Bobby Kotick, CEO of Activision Blizzard, was supposed to be paid $ 200 million

Financial compensation for Bobby Kotick is once again under pressure, as Activision Blizzard’s CEO is expected to receive a payment of up to $ 200 million.

The CtW Investment Group claims that Activision’s success last year triggered the shareholder value incentive clause in Kotick’s employment contract, reports Kotaku.

The CtW is a group of investors that says its mission is to hold companies accountable for “irresponsible and unethical corporate behavior and overpaying executives”.

Due in large part to the pandemic and an exceptional year for Call of Duty, Activision had a record financial year.

Over the past 12 months, its stock price has jumped from $ 56 to $ 92, where it currently stands. In February, it reached more than $ 100 per share.

As the shares spent more than 90 days at twice the value of when Kotick’s employment contract went into effect in 2016 – with a share price of $ 32 in March of that year – the creative incentive for shareholder value was triggered.

This is said to give Kotick the right to all bonuses he lost in previous years, even if this is due to failure to meet performance targets. According to CtW calculations, this could reach $ 200 million.

CtW criticized the payment, questioning whether Kotick should be rewarded for the success of the entire company that can at least be partially attributed to circumstances beyond its control.

“While the increase in Activision’s share price is somewhat commendable, as we said last year and we continue to say, this achievement alone does not justify a substantial payment result for the CEO,” said Michael Varner, research director for executive compensation of the group in a statement shared by GameSpot.
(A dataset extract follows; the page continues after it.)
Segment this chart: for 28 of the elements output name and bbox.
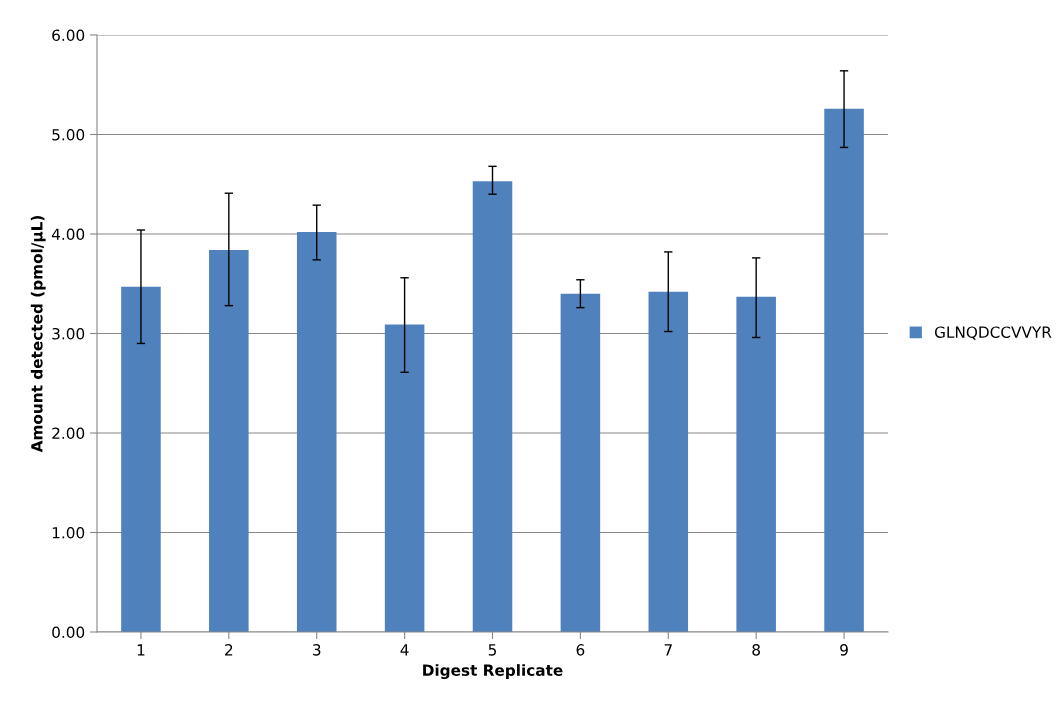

“There are many factors that can contribute to an increase in the stock price of this particular company that may not be directly attributable to Robert Kotick’s leadership. The use of video games as one of the few entertainment options available in the midst of the COVID-19 pandemic , for example, has been a blessing to many companies in the gaming industry, regardless of executive talent or strategic decisions. “

The news follows yesterday’s report that Activision Blizzard laid off 50 employees, mainly from its live events and electronic businesses, with the publisher citing the pandemic’s impact on such events.

The CtW Investment Group had already criticized Activision Blizzard last year for continuing to grant Kotick “disproportionate share premiums”, despite failing to meet performance-related targets.

The group even urged shareholders to vote against the Say on Pay management proposal, which would make these rewards possible.

CtW also launched a shareholder campaign against Electronic Arts, claiming that the publisher had demonstrated an “excessive capital lending problem” in the form of mass layoffs.